If the barrel age is extended as long as seven years in some cases, then the wine eventually appears brick red or red-amber in colour, but with massive texture. Most importantly it must still have a lively and vibrant appearance. When the wine has much more than five years then it will need to be blended prior to bottling which is a challenging process. The end result is a smoother tasting wine, but extremely robust with an ability to mature further in bottle for many years.
In recent times, the project has gravitated towards use of the northern Italian grape variety Nebbiolo, renowned for having impressive tannins, and in it's native region subject to regulation as to the mimimal amount of barrel and bottle aging time it must have before release, totalling about five years. Traditionally the barrel aging occurs in large older barrels, but not always these days.

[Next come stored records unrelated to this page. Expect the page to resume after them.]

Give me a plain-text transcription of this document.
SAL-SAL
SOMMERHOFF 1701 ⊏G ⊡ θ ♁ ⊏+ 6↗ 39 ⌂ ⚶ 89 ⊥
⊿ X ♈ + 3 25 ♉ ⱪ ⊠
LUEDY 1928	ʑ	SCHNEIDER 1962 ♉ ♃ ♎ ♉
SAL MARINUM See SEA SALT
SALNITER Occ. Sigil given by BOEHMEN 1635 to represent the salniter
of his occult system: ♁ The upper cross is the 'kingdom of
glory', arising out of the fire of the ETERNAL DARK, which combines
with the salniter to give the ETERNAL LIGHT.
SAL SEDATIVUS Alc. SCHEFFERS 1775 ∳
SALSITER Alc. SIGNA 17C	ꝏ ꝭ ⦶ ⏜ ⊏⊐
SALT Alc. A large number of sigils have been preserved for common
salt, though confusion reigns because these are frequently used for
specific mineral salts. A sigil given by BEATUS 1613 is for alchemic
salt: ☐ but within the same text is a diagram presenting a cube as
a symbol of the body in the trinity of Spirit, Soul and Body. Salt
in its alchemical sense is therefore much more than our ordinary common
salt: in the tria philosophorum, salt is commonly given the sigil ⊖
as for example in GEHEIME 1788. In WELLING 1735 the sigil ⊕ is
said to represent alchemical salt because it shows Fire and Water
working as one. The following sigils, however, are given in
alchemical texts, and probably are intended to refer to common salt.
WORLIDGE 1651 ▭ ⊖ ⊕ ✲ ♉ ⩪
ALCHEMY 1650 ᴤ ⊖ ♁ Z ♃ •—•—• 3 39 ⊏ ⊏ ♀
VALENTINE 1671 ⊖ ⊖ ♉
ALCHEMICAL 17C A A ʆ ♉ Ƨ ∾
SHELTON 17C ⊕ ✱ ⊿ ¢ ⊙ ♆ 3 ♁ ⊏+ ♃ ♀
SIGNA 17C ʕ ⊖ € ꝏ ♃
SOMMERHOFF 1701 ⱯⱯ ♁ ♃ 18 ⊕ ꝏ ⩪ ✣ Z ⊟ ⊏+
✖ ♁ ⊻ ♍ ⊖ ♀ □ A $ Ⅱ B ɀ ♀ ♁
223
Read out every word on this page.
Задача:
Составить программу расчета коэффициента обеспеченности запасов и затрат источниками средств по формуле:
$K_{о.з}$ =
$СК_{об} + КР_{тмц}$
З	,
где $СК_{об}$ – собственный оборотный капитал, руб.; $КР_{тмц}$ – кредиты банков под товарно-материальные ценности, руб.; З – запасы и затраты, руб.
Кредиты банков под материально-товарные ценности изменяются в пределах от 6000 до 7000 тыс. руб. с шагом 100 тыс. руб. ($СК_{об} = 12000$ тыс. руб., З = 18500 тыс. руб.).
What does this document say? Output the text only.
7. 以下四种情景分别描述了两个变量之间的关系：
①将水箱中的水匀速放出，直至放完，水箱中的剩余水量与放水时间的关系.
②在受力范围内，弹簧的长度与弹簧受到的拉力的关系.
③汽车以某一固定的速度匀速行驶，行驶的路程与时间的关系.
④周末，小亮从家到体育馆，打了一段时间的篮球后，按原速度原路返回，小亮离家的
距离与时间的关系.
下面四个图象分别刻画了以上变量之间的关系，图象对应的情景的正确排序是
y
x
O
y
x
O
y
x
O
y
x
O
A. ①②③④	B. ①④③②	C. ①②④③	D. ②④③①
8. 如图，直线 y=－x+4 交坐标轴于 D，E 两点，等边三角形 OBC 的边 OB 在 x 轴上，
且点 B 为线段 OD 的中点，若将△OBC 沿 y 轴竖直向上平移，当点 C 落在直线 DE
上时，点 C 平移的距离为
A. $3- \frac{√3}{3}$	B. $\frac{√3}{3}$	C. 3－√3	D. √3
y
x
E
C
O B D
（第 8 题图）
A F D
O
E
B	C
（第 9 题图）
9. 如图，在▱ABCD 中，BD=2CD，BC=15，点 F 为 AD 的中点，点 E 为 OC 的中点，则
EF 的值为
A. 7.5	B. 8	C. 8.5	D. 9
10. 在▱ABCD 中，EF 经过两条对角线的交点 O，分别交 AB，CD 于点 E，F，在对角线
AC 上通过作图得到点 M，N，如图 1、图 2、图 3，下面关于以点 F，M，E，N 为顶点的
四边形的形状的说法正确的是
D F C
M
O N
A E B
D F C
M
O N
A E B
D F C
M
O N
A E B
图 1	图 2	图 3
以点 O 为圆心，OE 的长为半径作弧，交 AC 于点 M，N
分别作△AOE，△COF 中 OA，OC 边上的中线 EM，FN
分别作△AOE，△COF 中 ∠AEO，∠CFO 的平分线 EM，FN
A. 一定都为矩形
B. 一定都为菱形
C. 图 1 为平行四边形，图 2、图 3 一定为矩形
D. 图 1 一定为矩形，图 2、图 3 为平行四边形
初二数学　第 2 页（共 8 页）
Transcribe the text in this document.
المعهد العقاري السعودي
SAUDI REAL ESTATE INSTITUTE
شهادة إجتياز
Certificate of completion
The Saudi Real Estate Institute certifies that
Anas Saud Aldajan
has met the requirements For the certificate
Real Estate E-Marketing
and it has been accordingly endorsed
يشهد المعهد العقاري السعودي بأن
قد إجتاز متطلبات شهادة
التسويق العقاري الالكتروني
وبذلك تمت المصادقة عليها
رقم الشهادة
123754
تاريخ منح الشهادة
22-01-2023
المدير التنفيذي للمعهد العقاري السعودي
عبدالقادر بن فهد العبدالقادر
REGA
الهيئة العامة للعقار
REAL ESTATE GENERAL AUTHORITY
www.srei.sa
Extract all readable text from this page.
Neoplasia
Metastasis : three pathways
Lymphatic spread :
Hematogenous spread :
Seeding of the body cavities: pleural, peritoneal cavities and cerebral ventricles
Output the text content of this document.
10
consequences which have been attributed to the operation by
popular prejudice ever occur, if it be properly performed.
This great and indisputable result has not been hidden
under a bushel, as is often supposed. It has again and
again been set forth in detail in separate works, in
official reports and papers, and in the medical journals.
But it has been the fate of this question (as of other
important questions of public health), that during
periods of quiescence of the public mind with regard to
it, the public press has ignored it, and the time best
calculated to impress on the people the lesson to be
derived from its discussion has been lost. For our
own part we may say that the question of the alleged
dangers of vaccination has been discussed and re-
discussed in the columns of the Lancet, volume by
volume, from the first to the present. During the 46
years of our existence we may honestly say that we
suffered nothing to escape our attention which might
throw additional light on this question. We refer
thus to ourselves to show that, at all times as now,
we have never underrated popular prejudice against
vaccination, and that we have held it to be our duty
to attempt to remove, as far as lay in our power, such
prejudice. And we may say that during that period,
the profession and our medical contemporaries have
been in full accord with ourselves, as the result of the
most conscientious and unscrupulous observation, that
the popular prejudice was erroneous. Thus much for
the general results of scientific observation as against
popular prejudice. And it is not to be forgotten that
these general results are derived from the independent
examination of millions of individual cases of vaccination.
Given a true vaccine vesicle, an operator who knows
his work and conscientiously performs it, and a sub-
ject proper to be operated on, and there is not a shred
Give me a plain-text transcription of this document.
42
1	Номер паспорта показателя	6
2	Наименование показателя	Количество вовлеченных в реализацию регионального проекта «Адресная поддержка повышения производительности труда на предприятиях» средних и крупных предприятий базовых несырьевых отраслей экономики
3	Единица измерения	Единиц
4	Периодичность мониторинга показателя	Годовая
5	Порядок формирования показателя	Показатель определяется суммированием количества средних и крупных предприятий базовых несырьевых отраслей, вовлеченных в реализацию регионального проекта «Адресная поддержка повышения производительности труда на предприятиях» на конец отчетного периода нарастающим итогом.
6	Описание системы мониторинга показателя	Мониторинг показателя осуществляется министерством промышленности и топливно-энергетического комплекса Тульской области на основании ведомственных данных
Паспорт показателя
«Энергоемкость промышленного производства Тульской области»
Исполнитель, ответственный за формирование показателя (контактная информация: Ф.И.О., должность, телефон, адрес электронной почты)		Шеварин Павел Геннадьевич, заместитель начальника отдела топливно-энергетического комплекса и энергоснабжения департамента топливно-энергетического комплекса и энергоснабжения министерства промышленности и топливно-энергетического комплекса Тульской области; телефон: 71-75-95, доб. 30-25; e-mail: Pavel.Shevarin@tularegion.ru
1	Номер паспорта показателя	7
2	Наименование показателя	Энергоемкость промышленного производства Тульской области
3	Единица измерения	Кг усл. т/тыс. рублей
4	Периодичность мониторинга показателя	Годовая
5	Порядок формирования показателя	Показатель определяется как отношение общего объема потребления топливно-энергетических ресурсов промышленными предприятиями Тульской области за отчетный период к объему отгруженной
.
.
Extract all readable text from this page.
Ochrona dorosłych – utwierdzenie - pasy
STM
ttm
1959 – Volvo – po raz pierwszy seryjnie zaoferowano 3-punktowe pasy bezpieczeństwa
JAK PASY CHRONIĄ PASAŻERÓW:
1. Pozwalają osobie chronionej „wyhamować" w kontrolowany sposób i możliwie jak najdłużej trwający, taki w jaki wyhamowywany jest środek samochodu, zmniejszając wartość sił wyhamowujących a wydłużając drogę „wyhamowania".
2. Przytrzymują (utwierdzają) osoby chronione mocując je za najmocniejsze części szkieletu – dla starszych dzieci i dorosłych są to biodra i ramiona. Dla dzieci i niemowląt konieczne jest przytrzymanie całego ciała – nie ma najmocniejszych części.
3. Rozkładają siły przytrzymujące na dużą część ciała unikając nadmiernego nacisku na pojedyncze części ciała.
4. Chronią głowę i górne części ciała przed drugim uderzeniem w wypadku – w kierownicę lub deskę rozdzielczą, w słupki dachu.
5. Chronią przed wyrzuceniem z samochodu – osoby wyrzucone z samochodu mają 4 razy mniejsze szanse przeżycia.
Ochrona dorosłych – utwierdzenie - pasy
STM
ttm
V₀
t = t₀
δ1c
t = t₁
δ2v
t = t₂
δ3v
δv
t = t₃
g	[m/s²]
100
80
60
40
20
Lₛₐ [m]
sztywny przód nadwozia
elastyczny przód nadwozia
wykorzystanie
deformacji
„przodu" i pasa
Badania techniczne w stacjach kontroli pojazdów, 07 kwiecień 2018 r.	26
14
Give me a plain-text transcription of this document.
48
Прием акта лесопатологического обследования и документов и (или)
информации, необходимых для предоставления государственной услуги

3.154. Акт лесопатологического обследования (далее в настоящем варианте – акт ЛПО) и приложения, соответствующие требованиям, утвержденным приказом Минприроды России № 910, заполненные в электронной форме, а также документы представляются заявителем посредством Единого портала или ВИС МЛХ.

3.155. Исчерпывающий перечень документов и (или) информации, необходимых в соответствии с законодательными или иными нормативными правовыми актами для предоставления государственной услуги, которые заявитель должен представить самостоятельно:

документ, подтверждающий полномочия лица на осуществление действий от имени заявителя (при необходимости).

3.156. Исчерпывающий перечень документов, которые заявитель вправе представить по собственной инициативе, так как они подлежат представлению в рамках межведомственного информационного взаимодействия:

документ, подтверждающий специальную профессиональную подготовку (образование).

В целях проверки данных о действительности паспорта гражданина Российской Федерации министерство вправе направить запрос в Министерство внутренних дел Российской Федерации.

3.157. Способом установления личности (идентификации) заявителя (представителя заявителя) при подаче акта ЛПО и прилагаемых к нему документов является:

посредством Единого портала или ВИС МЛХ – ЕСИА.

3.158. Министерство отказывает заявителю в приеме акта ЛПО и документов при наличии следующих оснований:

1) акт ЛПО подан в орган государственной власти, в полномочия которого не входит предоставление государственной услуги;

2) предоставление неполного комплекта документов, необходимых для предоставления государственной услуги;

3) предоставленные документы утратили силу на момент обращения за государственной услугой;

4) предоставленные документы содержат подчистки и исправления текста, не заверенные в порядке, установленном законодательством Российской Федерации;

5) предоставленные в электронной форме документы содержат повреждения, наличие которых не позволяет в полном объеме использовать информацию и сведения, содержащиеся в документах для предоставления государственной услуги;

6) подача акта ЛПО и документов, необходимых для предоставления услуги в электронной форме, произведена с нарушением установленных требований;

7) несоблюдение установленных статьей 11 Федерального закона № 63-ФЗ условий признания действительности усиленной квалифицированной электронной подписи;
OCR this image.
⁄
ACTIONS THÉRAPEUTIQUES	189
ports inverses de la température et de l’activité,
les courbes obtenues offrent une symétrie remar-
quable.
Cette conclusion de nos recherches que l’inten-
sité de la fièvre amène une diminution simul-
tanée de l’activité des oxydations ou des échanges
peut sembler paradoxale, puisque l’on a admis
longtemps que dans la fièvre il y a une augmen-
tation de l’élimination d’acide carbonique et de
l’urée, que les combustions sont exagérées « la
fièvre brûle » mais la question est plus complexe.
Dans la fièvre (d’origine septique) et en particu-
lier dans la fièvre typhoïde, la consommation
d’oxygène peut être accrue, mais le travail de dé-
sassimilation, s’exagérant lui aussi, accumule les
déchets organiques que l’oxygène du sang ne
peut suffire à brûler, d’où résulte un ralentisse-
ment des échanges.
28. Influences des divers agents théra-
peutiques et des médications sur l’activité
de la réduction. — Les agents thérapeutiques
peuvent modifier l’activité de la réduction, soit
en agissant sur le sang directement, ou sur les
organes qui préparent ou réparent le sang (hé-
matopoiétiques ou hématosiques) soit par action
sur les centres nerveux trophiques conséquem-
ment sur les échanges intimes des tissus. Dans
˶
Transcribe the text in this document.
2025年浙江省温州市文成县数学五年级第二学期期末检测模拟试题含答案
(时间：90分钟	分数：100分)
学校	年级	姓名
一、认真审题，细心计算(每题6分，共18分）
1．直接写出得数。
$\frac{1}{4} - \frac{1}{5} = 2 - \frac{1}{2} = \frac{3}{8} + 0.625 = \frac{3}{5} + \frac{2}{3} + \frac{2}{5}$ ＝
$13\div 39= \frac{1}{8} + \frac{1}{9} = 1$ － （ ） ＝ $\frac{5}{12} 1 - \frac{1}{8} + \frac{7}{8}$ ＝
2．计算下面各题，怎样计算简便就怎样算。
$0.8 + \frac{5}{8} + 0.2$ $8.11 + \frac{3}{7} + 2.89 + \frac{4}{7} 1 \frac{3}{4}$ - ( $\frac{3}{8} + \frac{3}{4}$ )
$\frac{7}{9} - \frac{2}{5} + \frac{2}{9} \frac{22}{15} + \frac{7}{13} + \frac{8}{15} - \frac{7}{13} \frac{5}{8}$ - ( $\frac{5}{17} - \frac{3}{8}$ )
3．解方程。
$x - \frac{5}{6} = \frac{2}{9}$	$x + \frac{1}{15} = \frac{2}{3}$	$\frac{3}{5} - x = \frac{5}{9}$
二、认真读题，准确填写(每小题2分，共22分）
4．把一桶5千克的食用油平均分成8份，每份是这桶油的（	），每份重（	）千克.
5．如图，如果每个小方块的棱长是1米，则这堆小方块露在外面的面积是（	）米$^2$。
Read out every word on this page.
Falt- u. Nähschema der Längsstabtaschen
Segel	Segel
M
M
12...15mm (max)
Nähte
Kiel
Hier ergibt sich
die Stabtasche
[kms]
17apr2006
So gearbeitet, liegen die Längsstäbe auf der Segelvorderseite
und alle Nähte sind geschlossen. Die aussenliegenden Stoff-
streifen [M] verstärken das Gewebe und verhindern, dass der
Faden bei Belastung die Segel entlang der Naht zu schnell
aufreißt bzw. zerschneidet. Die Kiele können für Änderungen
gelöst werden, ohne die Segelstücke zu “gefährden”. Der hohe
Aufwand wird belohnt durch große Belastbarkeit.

This variety seemed a natural fit with the solero idea and this phase of the project is now well advanced starting in 2010 and bottlings starting to be drawn off.
Not all Black Stump wines are made using this solero method, but anything given a number is made by this long barrel aging method, with Wine #9 being the last one as far back as 2009. The next number will likely have a contribution from Nebbiolo. But going back, it is now possible to see for yourself how well the wines bottled in the early 1990's have in fact stood the test of time.
Current releases are Wine #3 and Wine #4 bottled in 1993 having undergone maintenance prior to release.